If that is not sufficient to bring your expenses into affordable limits, consider what capital assets you can sell. If it is cheaper to rent an apartment than to make mortgage payments, you should go for the cheaper alternative. You have a great advantage in that respect. No one will expect you to live in a cardboard box under a bridge. Our society does not expect that from women, while that expectation is at times the only one left for men who have all of their licences revoked.
I did not bring these children to the world by myself,
I hope not. That would have been a miracle.
On the other hand, it is not difficult to become a father or a mother, while to be a father or a mother is a much more difficult task. The burden of that is much lightened by sharing it.
It is about time that the government takes action and goes after those dead beat dads who are basically getting away with murder.
The government has done quite a bit to help out women already. Women live on average six more years (in the US) and 7.2 more years (in Canada) than men do. Now you want to have your ex prosecuted for murder yet?
I am frustrated at the legal system in the pursuit of this basic right for child support. I have exhausted my financial capabilities in hiring lawyers to pursue him and have contacted the child support office in Montreal who have indicated that they have no recourse because of his lack of declared income. So far my experience has been a series of “road blocks” and I am entirely exhausted.

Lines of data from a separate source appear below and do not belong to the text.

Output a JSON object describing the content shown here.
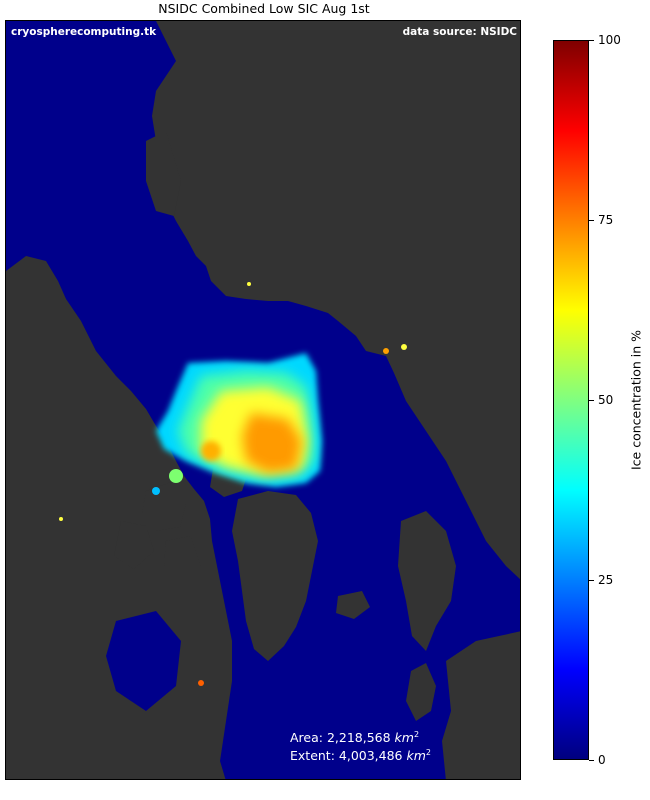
{
  "title": "NSIDC Combined Low SIC Aug 1st",
  "credits": {
    "left": "cryospherecomputing.tk",
    "right": "data source: NSIDC"
  },
  "stats": {
    "area_label": "Area: 2,218,568 ",
    "extent_label": "Extent: 4,003,486 ",
    "unit": "km",
    "unit_power": "2"
  },
  "colorbar": {
    "label": "Ice concentration in %",
    "min": 0,
    "max": 100,
    "ticks": [
      "0",
      "25",
      "50",
      "75",
      "100"
    ],
    "colors": [
      "#00007f",
      "#0000ff",
      "#0080ff",
      "#00ffff",
      "#80ff80",
      "#ffff00",
      "#ff8000",
      "#ff0000",
      "#7f0000"
    ]
  },
  "map": {
    "ocean_color": "#00008b",
    "land_color": "#333333",
    "ice_colors": {
      "low": "#00d8ff",
      "medium": "#4cffaa",
      "high": "#ffff30",
      "peak": "#ff9a00"
    }
  }
}
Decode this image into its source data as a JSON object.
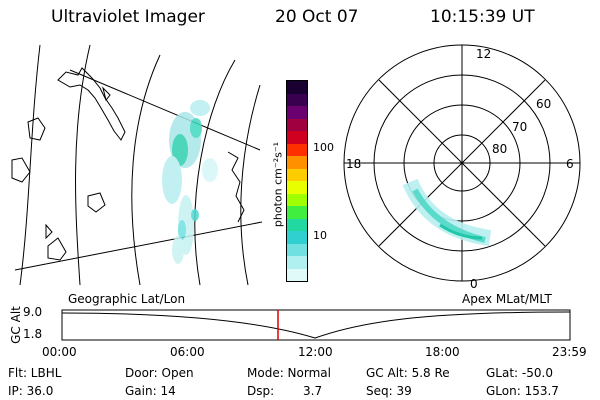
{
  "header": {
    "title": "Ultraviolet Imager",
    "date": "20 Oct 07",
    "time": "10:15:39 UT"
  },
  "colorbar": {
    "unit_label": "photon cm⁻²s⁻¹",
    "ticks": [
      "100",
      "10"
    ],
    "colors": [
      "#1a0030",
      "#3a0050",
      "#6a0070",
      "#a00040",
      "#d00020",
      "#ff3000",
      "#ff9000",
      "#ffcc00",
      "#e8ff00",
      "#a0ff00",
      "#40ee40",
      "#20d8a0",
      "#30d0d0",
      "#70e0e0",
      "#b0f0f0",
      "#e0fafa"
    ]
  },
  "polar": {
    "hour_labels": {
      "top": "12",
      "left": "18",
      "right": "6",
      "bottom": "0"
    },
    "lat_labels": [
      "60",
      "70",
      "80"
    ]
  },
  "map_label": "Geographic Lat/Lon",
  "polar_label": "Apex MLat/MLT",
  "altitude_plot": {
    "y_label": "GC Alt",
    "y_ticks": [
      "9.0",
      "1.8"
    ],
    "x_ticks": [
      "00:00",
      "06:00",
      "12:00",
      "18:00",
      "23:59"
    ],
    "current_marker_time": "10:15:39"
  },
  "info": {
    "flt": "Flt: LBHL",
    "ip": "IP: 36.0",
    "door": "Door: Open",
    "gain": "Gain: 14",
    "mode": "Mode: Normal",
    "dsp_label": "Dsp:",
    "dsp_value": "3.7",
    "gc_alt": "GC Alt: 5.8 Re",
    "seq": "Seq: 39",
    "glat": "GLat: -50.0",
    "glon": "GLon: 153.7"
  },
  "accent_colors": {
    "marker": "#e00000"
  }
}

Sorry, but that is pretty much the way it is. If there is no income, then there is nothing to declare or to confiscate.
It will be up to you to prove in court that his claim to be disabled is fraudulent. However, even if you should be able to prove that, what do you expect will happen? Should he go to jail? Do you think that will ensure that his child support payments can be made?
My ex-spouse is a home renovator and thus much of his work is paid in cash. The amount of declared income is unknown
You already stated all of that.
since he has not filed an income tax return in the past few years. I am puzzled at how the governmental system has neglected to look into this case to allow a citizen to neglect his legal obligations toward his family and government. Why don’t we have any rights?
You told me that the government already looked into his case. The problem is that you are not happy with what the government found. However, if you want the father of your children to go to jail, and if you are absolutely sure of your allegations about doing work for cash under the table, then talk to the government and insist they they prosecute him for defrauding the government and for income-tax evasion. Both are crimes that would warrant incarceration, but you have to prove them in court. If you fail to prove your case, then you are potentially liable to be convicted of slander and libel.
However, the government has done a lot for women in that respect. Women can commit the crimes of slander and libel with impunity.
Hoping to hear from you
Thank you for taking the time to read my letter, I will keep trying until my voice his heard and things will change. It is so unfair.
I will post your help request and my responses to Dads & Things. It is our policy to not show the real names of the warring parties in such a case.
Other than that, I tried to offer some advice where I deemed it possible and necessary to give advice. Unfortunately, you did not actually ask for specific help, but you railed against your ex, you slandered him, you slandered the Government of the Province of Quebec, the Federal Government of Canada, all of Canadian non-custodial fathers, and you vented your frustration.
It seems that all the help you wanted was to have someone listen to you. I have done that and hope it will make you feel better.